Currently dairy farmers all over the country will be starting or preparing for a busy calving season. As, with every year, some farms are more prepared than others, it is important to remember that even those less prepared have options available to them to allow the calving season to run smoothly.
The main areas in which pinch points or issues can occur are the following:
- Not enough space to calve cows.
- Not enough accommodation for calves.
Understanding the problems
As previously covered, it is important for farmers to plan ahead so they realise the number of cows that will be calving at any one time, the peak number of calves on the farm, the calving space available and the calf accommodation available.
Scanning and breeding results will show farmers their predicted calving spread and this along with their sales strategy will allow them to calculate the peak calves on the farm.
In relation to calving areas it is recommended that there is place for at least 10% of the herd at any one time and 10m2 space is required/cow. Therefore a 100 cow herd requires place for 10 cows which means a calving area of at least 100m2 is needed.
For calves, a floor space/calf of 1.7m2 is required along with 7m3 air space. For example, a compact calving 100 cow farm selling calves at 4 weeks of age may have 65 calves on the farm at peak, they then require 111m2 floor space and 455m3 air space for their calves.
Solutions for calving space
As calving season is upon us building a shed is not a viable option for this spring, so on farm solutions and thinking outside the box may be required.

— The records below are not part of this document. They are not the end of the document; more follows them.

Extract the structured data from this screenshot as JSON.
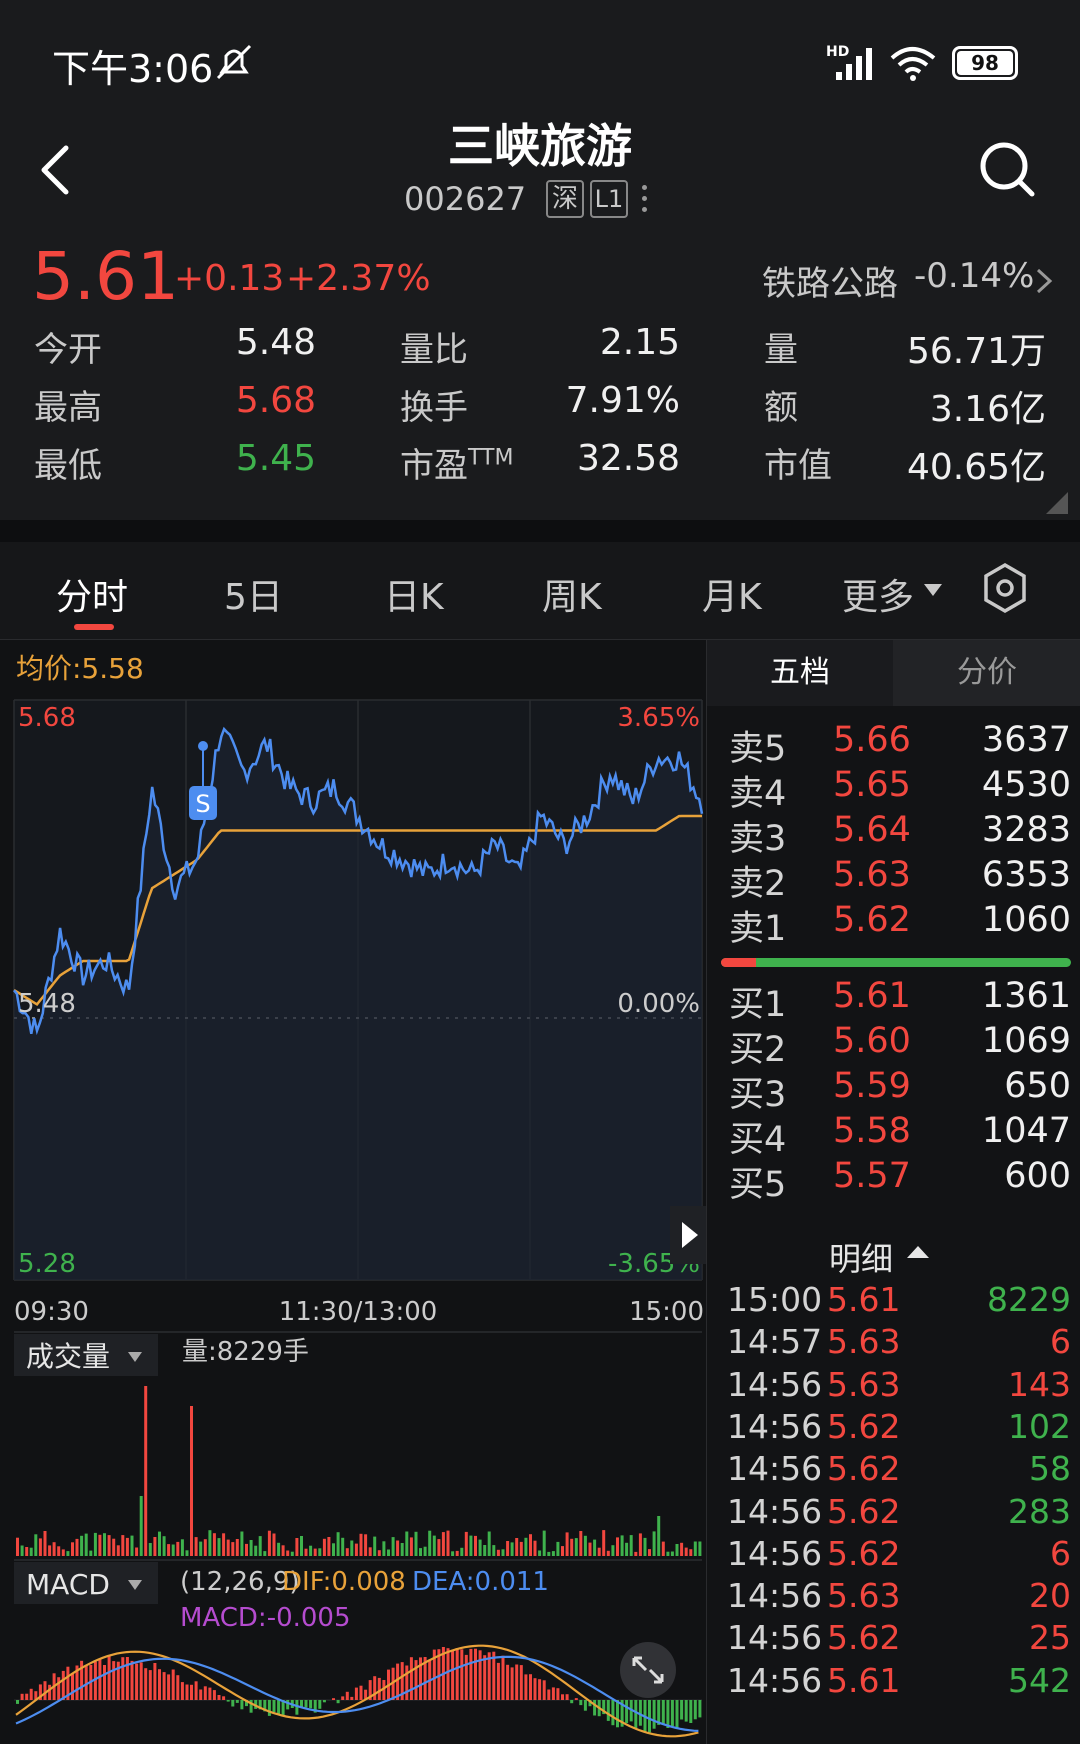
{
  "status": {
    "time": "下午3:06",
    "battery": "98",
    "network": "HD"
  },
  "stock": {
    "name": "三峡旅游",
    "code": "002627",
    "market": "深",
    "level": "L1",
    "price": "5.61",
    "change": "+0.13",
    "change_pct": "+2.37%",
    "sector": "铁路公路",
    "sector_pct": "-0.14%"
  },
  "stats": {
    "open_label": "今开",
    "open": "5.48",
    "high_label": "最高",
    "high": "5.68",
    "low_label": "最低",
    "low": "5.45",
    "vr_label": "量比",
    "vr": "2.15",
    "turn_label": "换手",
    "turn": "7.91%",
    "pe_label": "市盈",
    "pe_sup": "TTM",
    "pe": "32.58",
    "vol_label": "量",
    "vol": "56.71万",
    "amt_label": "额",
    "amt": "3.16亿",
    "mcap_label": "市值",
    "mcap": "40.65亿"
  },
  "tabs": [
    "分时",
    "5日",
    "日K",
    "周K",
    "月K",
    "更多"
  ],
  "chart": {
    "avg_label": "均价:5.58",
    "y_top": "5.68",
    "y_mid": "5.48",
    "y_bot": "5.28",
    "pct_top": "3.65%",
    "pct_mid": "0.00%",
    "pct_bot": "-3.65%",
    "x_start": "09:30",
    "x_mid": "11:30/13:00",
    "x_end": "15:00",
    "marker": "S",
    "vol_selector": "成交量",
    "vol_info": "量:8229手",
    "macd_selector": "MACD",
    "macd_params": "(12,26,9)",
    "dif": "DIF:0.008",
    "dea": "DEA:0.011",
    "macd": "MACD:-0.005"
  },
  "chart_data": {
    "type": "line",
    "title": "",
    "x": [
      "09:30",
      "11:30/13:00",
      "15:00"
    ],
    "ylim": [
      5.28,
      5.68
    ],
    "series": [
      {
        "name": "",
        "values": [
          5.48,
          5.45,
          5.52,
          5.49,
          5.5,
          5.48,
          5.62,
          5.55,
          5.57,
          5.66,
          5.63,
          5.65,
          5.62,
          5.61,
          5.62,
          5.6,
          5.58,
          5.57,
          5.56,
          5.57,
          5.56,
          5.58,
          5.56,
          5.6,
          5.58,
          5.6,
          5.63,
          5.61,
          5.64,
          5.64,
          5.61
        ]
      },
      {
        "name": "均价",
        "values": [
          5.48,
          5.47,
          5.49,
          5.5,
          5.5,
          5.5,
          5.55,
          5.56,
          5.57,
          5.59,
          5.59,
          5.59,
          5.59,
          5.59,
          5.59,
          5.59,
          5.59,
          5.59,
          5.59,
          5.59,
          5.59,
          5.59,
          5.59,
          5.59,
          5.59,
          5.59,
          5.59,
          5.59,
          5.59,
          5.6,
          5.6
        ]
      }
    ]
  },
  "orderbook": {
    "tab_active": "五档",
    "tab_other": "分价",
    "sells": [
      {
        "label": "卖5",
        "price": "5.66",
        "vol": "3637"
      },
      {
        "label": "卖4",
        "price": "5.65",
        "vol": "4530"
      },
      {
        "label": "卖3",
        "price": "5.64",
        "vol": "3283"
      },
      {
        "label": "卖2",
        "price": "5.63",
        "vol": "6353"
      },
      {
        "label": "卖1",
        "price": "5.62",
        "vol": "1060"
      }
    ],
    "buys": [
      {
        "label": "买1",
        "price": "5.61",
        "vol": "1361"
      },
      {
        "label": "买2",
        "price": "5.60",
        "vol": "1069"
      },
      {
        "label": "买3",
        "price": "5.59",
        "vol": "650"
      },
      {
        "label": "买4",
        "price": "5.58",
        "vol": "1047"
      },
      {
        "label": "买5",
        "price": "5.57",
        "vol": "600"
      }
    ],
    "buy_ratio": 0.1
  },
  "ticks": {
    "title": "明细",
    "rows": [
      {
        "time": "15:00",
        "price": "5.61",
        "vol": "8229",
        "side": "buy"
      },
      {
        "time": "14:57",
        "price": "5.63",
        "vol": "6",
        "side": "sell"
      },
      {
        "time": "14:56",
        "price": "5.63",
        "vol": "143",
        "side": "sell"
      },
      {
        "time": "14:56",
        "price": "5.62",
        "vol": "102",
        "side": "buy"
      },
      {
        "time": "14:56",
        "price": "5.62",
        "vol": "58",
        "side": "buy"
      },
      {
        "time": "14:56",
        "price": "5.62",
        "vol": "283",
        "side": "buy"
      },
      {
        "time": "14:56",
        "price": "5.62",
        "vol": "6",
        "side": "sell"
      },
      {
        "time": "14:56",
        "price": "5.63",
        "vol": "20",
        "side": "sell"
      },
      {
        "time": "14:56",
        "price": "5.62",
        "vol": "25",
        "side": "sell"
      },
      {
        "time": "14:56",
        "price": "5.61",
        "vol": "542",
        "side": "buy"
      }
    ]
  },
  "colors": {
    "up": "#f2473f",
    "down": "#3fb24d",
    "avg": "#e8a23a",
    "price": "#4d8df0",
    "macd": "#b54ccf"
  }
}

If a farmer finds they do not have enough space to calve cows on a solid floor a few options are available. If there is an empty silage pit or dung stead on the farm this could be repurposed using gates and wood chip/straw to create an outdoor calving area to relieve pressure on the existing calving facilities. There are farmers calving cows all over the country on woodchip so it is a fairly safe option once cows are teat sealed and all run off is caught to adhere to nitrates regulations.

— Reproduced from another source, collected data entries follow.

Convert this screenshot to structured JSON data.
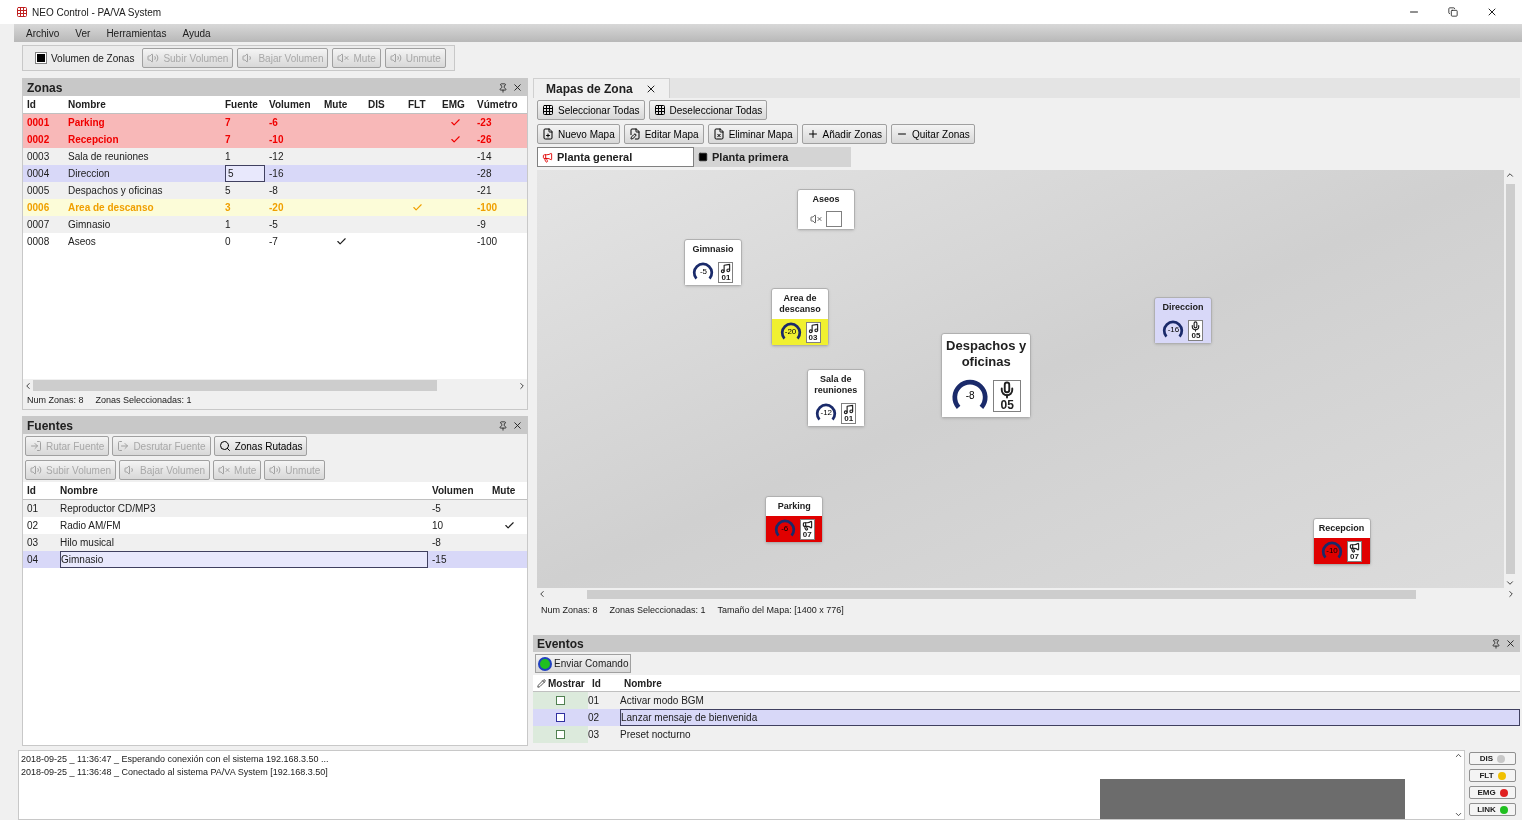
{
  "window": {
    "title": "NEO Control - PA/VA System"
  },
  "menu": [
    "Archivo",
    "Ver",
    "Herramientas",
    "Ayuda"
  ],
  "toolbar": {
    "toggle": {
      "label": "Volumen de Zonas",
      "checked": true
    },
    "buttons": [
      {
        "label": "Subir Volumen",
        "disabled": true
      },
      {
        "label": "Bajar Volumen",
        "disabled": true
      },
      {
        "label": "Mute",
        "disabled": true
      },
      {
        "label": "Unmute",
        "disabled": true
      }
    ]
  },
  "zones_panel": {
    "title": "Zonas",
    "columns": [
      "Id",
      "Nombre",
      "Fuente",
      "Volumen",
      "Mute",
      "DIS",
      "FLT",
      "EMG",
      "Vúmetro"
    ],
    "rows": [
      {
        "id": "0001",
        "name": "Parking",
        "source": "7",
        "volume": "-6",
        "mute": false,
        "dis": false,
        "flt": false,
        "emg": true,
        "vu": "-23",
        "selected": false
      },
      {
        "id": "0002",
        "name": "Recepcion",
        "source": "7",
        "volume": "-10",
        "mute": false,
        "dis": false,
        "flt": false,
        "emg": true,
        "vu": "-26",
        "selected": false
      },
      {
        "id": "0003",
        "name": "Sala de reuniones",
        "source": "1",
        "volume": "-12",
        "mute": false,
        "dis": false,
        "flt": false,
        "emg": false,
        "vu": "-14",
        "selected": false
      },
      {
        "id": "0004",
        "name": "Direccion",
        "source": "5",
        "volume": "-16",
        "mute": false,
        "dis": false,
        "flt": false,
        "emg": false,
        "vu": "-28",
        "selected": true
      },
      {
        "id": "0005",
        "name": "Despachos y oficinas",
        "source": "5",
        "volume": "-8",
        "mute": false,
        "dis": false,
        "flt": false,
        "emg": false,
        "vu": "-21",
        "selected": false
      },
      {
        "id": "0006",
        "name": "Area de descanso",
        "source": "3",
        "volume": "-20",
        "mute": false,
        "dis": false,
        "flt": true,
        "emg": false,
        "vu": "-100",
        "selected": false
      },
      {
        "id": "0007",
        "name": "Gimnasio",
        "source": "1",
        "volume": "-5",
        "mute": false,
        "dis": false,
        "flt": false,
        "emg": false,
        "vu": "-9",
        "selected": false
      },
      {
        "id": "0008",
        "name": "Aseos",
        "source": "0",
        "volume": "-7",
        "mute": true,
        "dis": false,
        "flt": false,
        "emg": false,
        "vu": "-100",
        "selected": false
      }
    ],
    "status": [
      "Num Zonas: 8",
      "Zonas Seleccionadas: 1"
    ]
  },
  "sources_panel": {
    "title": "Fuentes",
    "buttons_row_1": [
      {
        "label": "Rutar Fuente",
        "disabled": true
      },
      {
        "label": "Desrutar Fuente",
        "disabled": true
      },
      {
        "label": "Zonas Rutadas",
        "disabled": false
      }
    ],
    "buttons_row_2": [
      {
        "label": "Subir Volumen",
        "disabled": true
      },
      {
        "label": "Bajar Volumen",
        "disabled": true
      },
      {
        "label": "Mute",
        "disabled": true
      },
      {
        "label": "Unmute",
        "disabled": true
      }
    ],
    "columns": [
      "Id",
      "Nombre",
      "Volumen",
      "Mute"
    ],
    "rows": [
      {
        "id": "01",
        "name": "Reproductor CD/MP3",
        "volume": "-5",
        "mute": false,
        "selected": false
      },
      {
        "id": "02",
        "name": "Radio AM/FM",
        "volume": "10",
        "mute": true,
        "selected": false
      },
      {
        "id": "03",
        "name": "Hilo musical",
        "volume": "-8",
        "mute": false,
        "selected": false
      },
      {
        "id": "04",
        "name": "Gimnasio",
        "volume": "-15",
        "mute": false,
        "selected": true
      }
    ]
  },
  "map_panel": {
    "tab": "Mapas de Zona",
    "select_buttons": [
      "Seleccionar Todas",
      "Deseleccionar Todas"
    ],
    "map_buttons": [
      "Nuevo Mapa",
      "Editar Mapa",
      "Eliminar Mapa",
      "Añadir Zonas",
      "Quitar Zonas"
    ],
    "floors": [
      {
        "label": "Planta general",
        "selected": true
      },
      {
        "label": "Planta primera",
        "selected": false
      }
    ],
    "markers": [
      {
        "name": "Aseos",
        "muted": true,
        "selected": false,
        "emg": false,
        "flt": false,
        "large": false
      },
      {
        "name": "Gimnasio",
        "muted": false,
        "selected": false,
        "emg": false,
        "flt": false,
        "large": false,
        "volume": "-5",
        "source": {
          "kind": "music",
          "number": "01"
        }
      },
      {
        "name": "Area de descanso",
        "muted": false,
        "selected": false,
        "emg": false,
        "flt": true,
        "large": false,
        "volume": "-20",
        "source": {
          "kind": "music",
          "number": "03"
        }
      },
      {
        "name": "Direccion",
        "muted": false,
        "selected": true,
        "emg": false,
        "flt": false,
        "large": false,
        "volume": "-16",
        "source": {
          "kind": "mic",
          "number": "05"
        }
      },
      {
        "name": "Sala de reuniones",
        "muted": false,
        "selected": false,
        "emg": false,
        "flt": false,
        "large": false,
        "volume": "-12",
        "source": {
          "kind": "music",
          "number": "01"
        }
      },
      {
        "name": "Despachos y oficinas",
        "muted": false,
        "selected": false,
        "emg": false,
        "flt": false,
        "large": true,
        "volume": "-8",
        "source": {
          "kind": "mic",
          "number": "05"
        }
      },
      {
        "name": "Parking",
        "muted": false,
        "selected": false,
        "emg": true,
        "flt": false,
        "large": false,
        "volume": "-6",
        "source": {
          "kind": "megaphone",
          "number": "07"
        }
      },
      {
        "name": "Recepcion",
        "muted": false,
        "selected": false,
        "emg": true,
        "flt": false,
        "large": false,
        "volume": "-10",
        "source": {
          "kind": "megaphone",
          "number": "07"
        }
      }
    ],
    "status": [
      "Num Zonas: 8",
      "Zonas Seleccionadas: 1",
      "Tamaño del Mapa: [1400 x 776]"
    ]
  },
  "events_panel": {
    "title": "Eventos",
    "button": "Enviar Comando",
    "columns": [
      "Mostrar",
      "Id",
      "Nombre"
    ],
    "rows": [
      {
        "checked": false,
        "id": "01",
        "name": "Activar modo BGM",
        "selected": false
      },
      {
        "checked": false,
        "id": "02",
        "name": "Lanzar mensaje de bienvenida",
        "selected": true
      },
      {
        "checked": false,
        "id": "03",
        "name": "Preset nocturno",
        "selected": false
      }
    ]
  },
  "log": [
    "2018-09-25 _ 11:36:47 _ Esperando conexión con el sistema 192.168.3.50 ...",
    "2018-09-25 _ 11:36:48 _ Conectado al sistema PA/VA System [192.168.3.50]"
  ],
  "indicators": [
    {
      "label": "DIS",
      "color": "#c8c8c8"
    },
    {
      "label": "FLT",
      "color": "#f0c000"
    },
    {
      "label": "EMG",
      "color": "#e02020"
    },
    {
      "label": "LINK",
      "color": "#20c020"
    }
  ]
}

Other options such as bedding the drafting area or part of a slatted shed should also be considered as calving cows on cubicles or bare slats should be avoided at all costs.

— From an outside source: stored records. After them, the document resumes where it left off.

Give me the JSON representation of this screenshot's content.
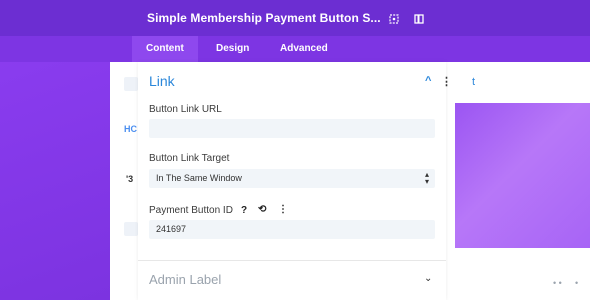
{
  "modal": {
    "title": "Simple Membership Payment Button S...",
    "icons": [
      "expand-icon",
      "sidebar-toggle-icon"
    ]
  },
  "tabs": [
    {
      "label": "Content",
      "active": true
    },
    {
      "label": "Design",
      "active": false
    },
    {
      "label": "Advanced",
      "active": false
    }
  ],
  "section": {
    "title": "Link"
  },
  "fields": {
    "url_label": "Button Link URL",
    "url_value": "",
    "target_label": "Button Link Target",
    "target_value": "In The Same Window",
    "payment_label": "Payment Button ID",
    "payment_value": "241697"
  },
  "next_section": {
    "title": "Admin Label"
  },
  "background": {
    "left_marks": [
      "HC",
      "'3"
    ],
    "right_glyph": "t"
  }
}
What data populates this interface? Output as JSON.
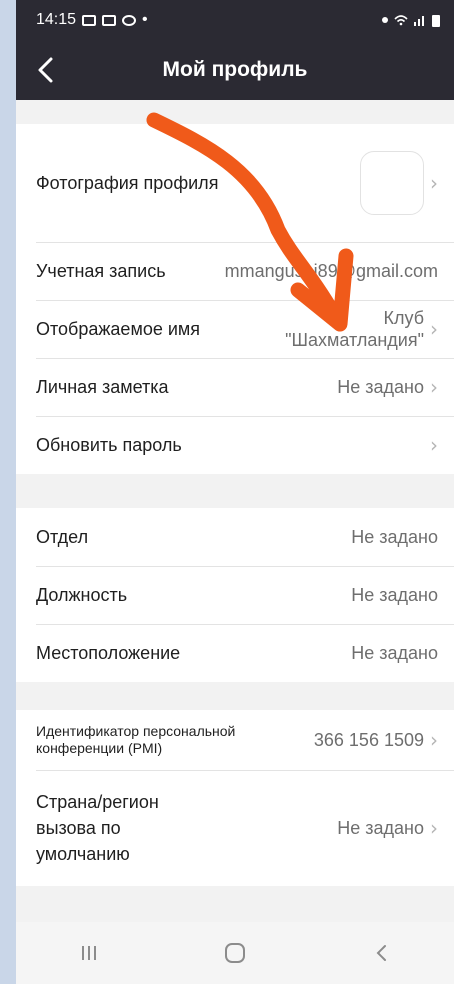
{
  "status": {
    "time": "14:15",
    "dot": "•"
  },
  "header": {
    "title": "Мой профиль"
  },
  "profile": {
    "photo_label": "Фотография профиля",
    "account_label": "Учетная запись",
    "account_value": "mmangushi89@gmail.com",
    "display_name_label": "Отображаемое имя",
    "display_name_line1": "Клуб",
    "display_name_line2": "\"Шахматландия\"",
    "note_label": "Личная заметка",
    "note_value": "Не задано",
    "password_label": "Обновить пароль"
  },
  "work": {
    "department_label": "Отдел",
    "department_value": "Не задано",
    "position_label": "Должность",
    "position_value": "Не задано",
    "location_label": "Местоположение",
    "location_value": "Не задано"
  },
  "meeting": {
    "pmi_label_line1": "Идентификатор персональной",
    "pmi_label_line2": "конференции (PMI)",
    "pmi_value": "366 156 1509",
    "country_label_line1": "Страна/регион",
    "country_label_line2": "вызова по",
    "country_label_line3": "умолчанию",
    "country_value": "Не задано"
  },
  "chevron": "›",
  "colors": {
    "appbar": "#2b2a33",
    "annotation_arrow": "#f05a1a",
    "background": "#f2f2f2"
  },
  "icons": [
    "back-arrow-icon",
    "recents-icon",
    "home-icon",
    "nav-back-icon",
    "gallery-icon",
    "cast-icon",
    "whatsapp-icon",
    "alarm-icon",
    "wifi-icon",
    "signal-icon",
    "battery-icon"
  ]
}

Solutions for calf accommodation
If accommodation or space for calves is the issue a farmer may have to reduce the age at sale of calves to reduce the peak calf numbers. A 100 cow dairy farm reducing the age of sale from 6 weeks to 2 weeks could potentially reduce the peak number of calves by >35 which would be a huge pressure reduction on calf accommodation and labour.
If age at sale isn’t the issue the farmer will then have to consider either turning an existing shed on the farm/out-farm into calf accommodation or, like the cows, if there is a silage pit/dung stead empty it could be used to put calf hutches on. Hutches are a great way to increase calf accommodation relatively cheaply, group calf hutches which hold 5-7 calves are available from €1,100 - €1,300 and can be put on a solid base and provide great shelter along as well as improved calf health.
It is important to address these issues as cow and calf health is paramount on farms, not every farm is perfect, but with a bit of planning and thinking there are solutions available for all farms and all issues they may experience.